Давид начал рьяно выискивать дату на ее письме. Когда она его написала — после того, как получила его телеграмму? Нет, письмо было датировано днем раньше. Не могла же Люсьен Мари оказаться такой изощренно-ядовитой, чтобы проставить дату на письме на день раньше, дабы иметь возможность высказаться; нет, ясно, его это не касается…
Стоп, — осадил он свою фантазию, — стоп. Опять она была здесь, вечная его склонность себя взвинчивать, давать волю своей болезненной подозрительности. Знает же меня Люсьен Мари, не будет так истолковывать мои слова.
Неужели? Откуда это ему известно? Кстати, а мог ли он быть так уж уверен, что в его подсознании не велись подсчеты весьма сомнительного свойства — раз его так покоробило случайное сходство с Этьеном де Ганом?
А может быть, послать еще одну телеграмму… И в ней объяснить… взять назад…
Нет, тогда-то он уж наверняка сделает себя на всю жизнь посмешищем.
Оставалось ждать ответа.
Но день прошел, a ответа не было.
5. Ночь в Соласе
Песок, море, горы — все мерцало и переливалось в слабом сиянии звезд. Все было тьмой и тем не менее все светилось. Далеко внизу мягкие округлые очертания бухты с темно-белой пенной каймой прибоя; потом вдруг рой светящихся желтых точек вдоль берега. Это рыбаки зажигали на своих суденышках высоко подвешенные кормовые огни для ночного лова рыбы.
Давид пробирался вверх по тропинке к заброшенному каменному брустверу на самом краю скалы. От ожидания письма и от попыток работать, делая вид, что ничего не ждешь, у него к вечеру разболелась голова.
Здесь же, как нигде в другом месте, человек мог оставаться наедине с ночью и морем. Слушать монотонные удары прибоя о берег, доносившиеся снизу как биение мощного пульса. Ощущать дыхание вселенной.
Один наедине с собой.
Один? Две тени у горизонта начали вдруг принимать некие определенные очертания на фоне неба — неторопливо, медленно, как слабые изображения в ванночке с проявителем. Люди — животные — каменные изваяния? Судя по форме, едва ли это люди.
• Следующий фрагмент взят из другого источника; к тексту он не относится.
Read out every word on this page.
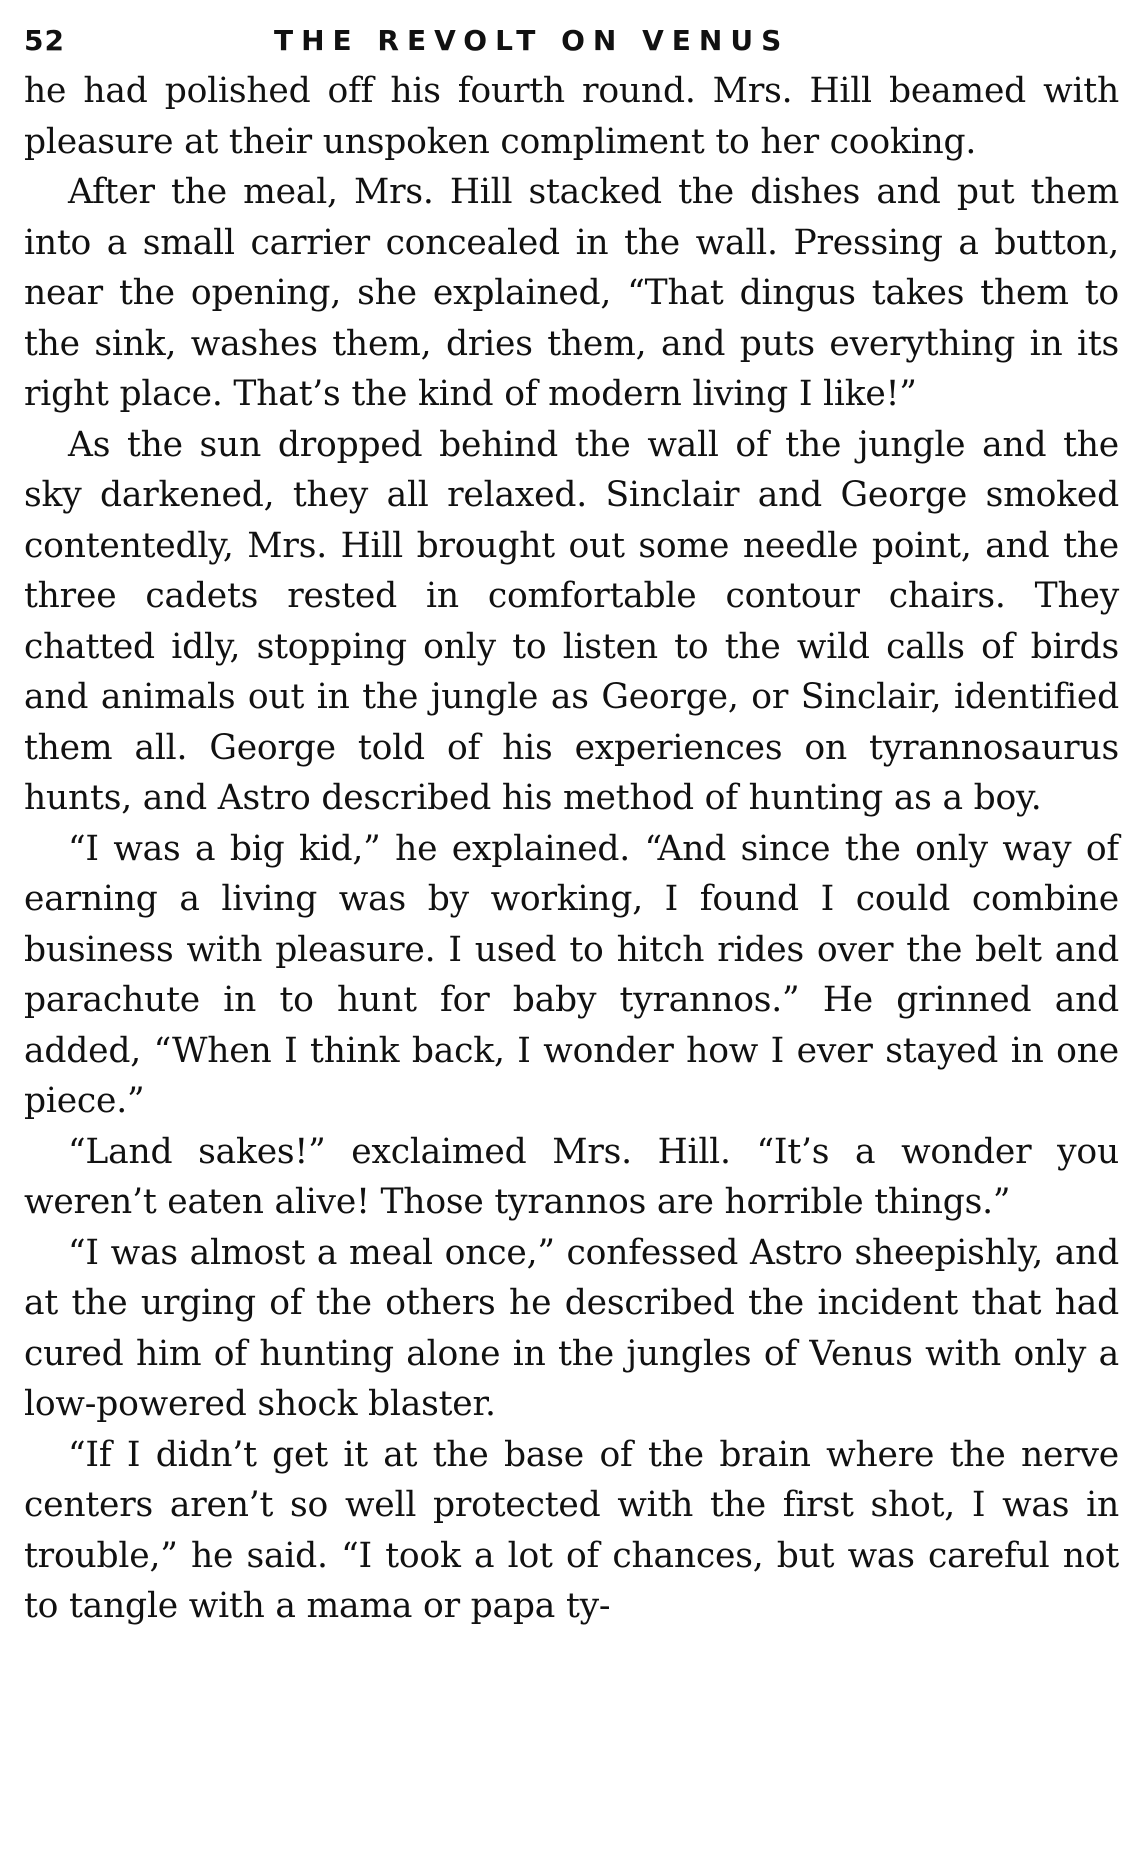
52	THE REVOLT ON VENUS

he had polished off his fourth round. Mrs. Hill beamed with pleasure at their unspoken compliment to her cooking.

After the meal, Mrs. Hill stacked the dishes and put them into a small carrier concealed in the wall. Pressing a button, near the opening, she explained, “That dingus takes them to the sink, washes them, dries them, and puts everything in its right place. That’s the kind of modern living I like!”

As the sun dropped behind the wall of the jungle and the sky darkened, they all relaxed. Sinclair and George smoked contentedly, Mrs. Hill brought out some needle point, and the three cadets rested in comfortable contour chairs. They chatted idly, stopping only to listen to the wild calls of birds and animals out in the jungle as George, or Sinclair, identified them all. George told of his experiences on tyrannosaurus hunts, and Astro described his method of hunting as a boy.

“I was a big kid,” he explained. “And since the only way of earning a living was by working, I found I could combine business with pleasure. I used to hitch rides over the belt and parachute in to hunt for baby tyrannos.” He grinned and added, “When I think back, I wonder how I ever stayed in one piece.”

“Land sakes!” exclaimed Mrs. Hill. “It’s a wonder you weren’t eaten alive! Those tyrannos are horrible things.”

“I was almost a meal once,” confessed Astro sheepishly, and at the urging of the others he described the incident that had cured him of hunting alone in the jungles of Venus with only a low-powered shock blaster.

“If I didn’t get it at the base of the brain where the nerve centers aren’t so well protected with the first shot, I was in trouble,” he said. “I took a lot of chances, but was careful not to tangle with a mama or papa ty-
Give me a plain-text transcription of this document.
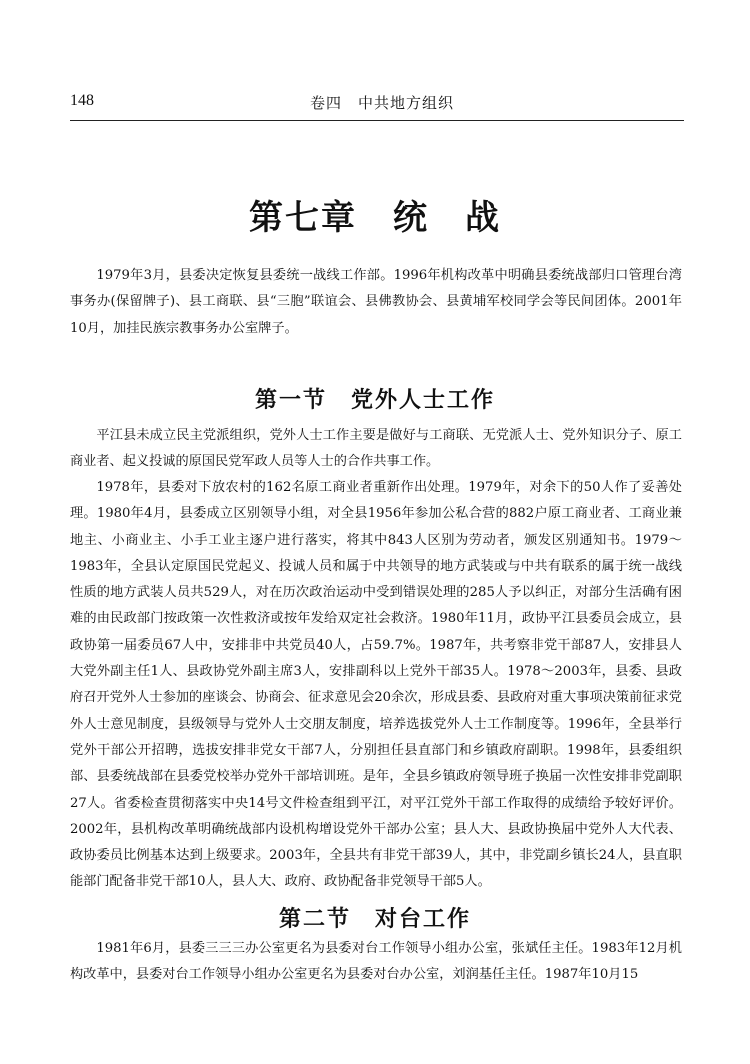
148	卷四　中共地方组织
第七章　统　战

1979年3月，县委决定恢复县委统一战线工作部。1996年机构改革中明确县委统战部归口管理台湾事务办(保留牌子)、县工商联、县“三胞”联谊会、县佛教协会、县黄埔军校同学会等民间团体。2001年10月，加挂民族宗教事务办公室牌子。

第一节　党外人士工作

平江县未成立民主党派组织，党外人士工作主要是做好与工商联、无党派人士、党外知识分子、原工商业者、起义投诚的原国民党军政人员等人士的合作共事工作。

1978年，县委对下放农村的162名原工商业者重新作出处理。1979年，对余下的50人作了妥善处理。1980年4月，县委成立区别领导小组，对全县1956年参加公私合营的882户原工商业者、工商业兼地主、小商业主、小手工业主逐户进行落实，将其中843人区别为劳动者，颁发区别通知书。1979～1983年，全县认定原国民党起义、投诚人员和属于中共领导的地方武装或与中共有联系的属于统一战线性质的地方武装人员共529人，对在历次政治运动中受到错误处理的285人予以纠正，对部分生活确有困难的由民政部门按政策一次性救济或按年发给双定社会救济。1980年11月，政协平江县委员会成立，县政协第一届委员67人中，安排非中共党员40人，占59.7%。1987年，共考察非党干部87人，安排县人大党外副主任1人、县政协党外副主席3人，安排副科以上党外干部35人。1978～2003年，县委、县政府召开党外人士参加的座谈会、协商会、征求意见会20余次，形成县委、县政府对重大事项决策前征求党外人士意见制度，县级领导与党外人士交朋友制度，培养选拔党外人士工作制度等。1996年，全县举行党外干部公开招聘，选拔安排非党女干部7人，分别担任县直部门和乡镇政府副职。1998年，县委组织部、县委统战部在县委党校举办党外干部培训班。是年，全县乡镇政府领导班子换届一次性安排非党副职27人。省委检查贯彻落实中央14号文件检查组到平江，对平江党外干部工作取得的成绩给予较好评价。2002年，县机构改革明确统战部内设机构增设党外干部办公室；县人大、县政协换届中党外人大代表、政协委员比例基本达到上级要求。2003年，全县共有非党干部39人，其中，非党副乡镇长24人，县直职能部门配备非党干部10人，县人大、政府、政协配备非党领导干部5人。

第二节　对台工作

1981年6月，县委三三三办公室更名为县委对台工作领导小组办公室，张斌任主任。1983年12月机构改革中，县委对台工作领导小组办公室更名为县委对台办公室，刘润基任主任。1987年10月15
Но он узнал их, это были силуэты жандармов в касках. Их было двое, они сидели вверху, на бруствере — сидели неподвижно, поджидая его. Ночной бриз приподнимал у одного из них плащ, он подбирал его опять бесшумно, как матросы, которые хотят зарифить парус. Дула карабинов высовывались из-под плащей наружу, но только совсем немного; по тому, какими они казались укороченными, Давид мог понять, что они направлены на него.
Он остановился и зажег сигарету, давая им возможность рассмотреть его лицо. Потом потушил огонек и произнес:
— Добрый вечер.
Они промолчали, как будто разочарованные, что не смогли взять его врасплох. Потом пробормотали угрюмо:
— Здравствуйте.
У них были не только карабины, у них были и автоматы. Давид вспомнил, что как-то сказал один язвительный каталонец о вооружении жандарма: карабин, чтобы как можно более метко расстреливать своих соотечественников с большого расстояния, автомат, чтобы косить своих сограждан с близкого расстояния, и револьвер, чтобы пустить пулю в лоб самому себе.
Давид решил, что может продолжать свой подъем дальше, вверх по тропинке, по тень, что была повыше, прокричала предостережение. Он не стал сопротивляться. В Испании мало кто осмеливается вступить в спор с вооруженным жандармом.
Он вернулся и стал спускаться по тропинке вниз. Теперь она казалась более крутой, ночь приобрела дополнительный оттенок угрозы.
Там, внизу, в разные стороны разбегались рыбачьи лодки, как рой огненных мух рассеивались по воде.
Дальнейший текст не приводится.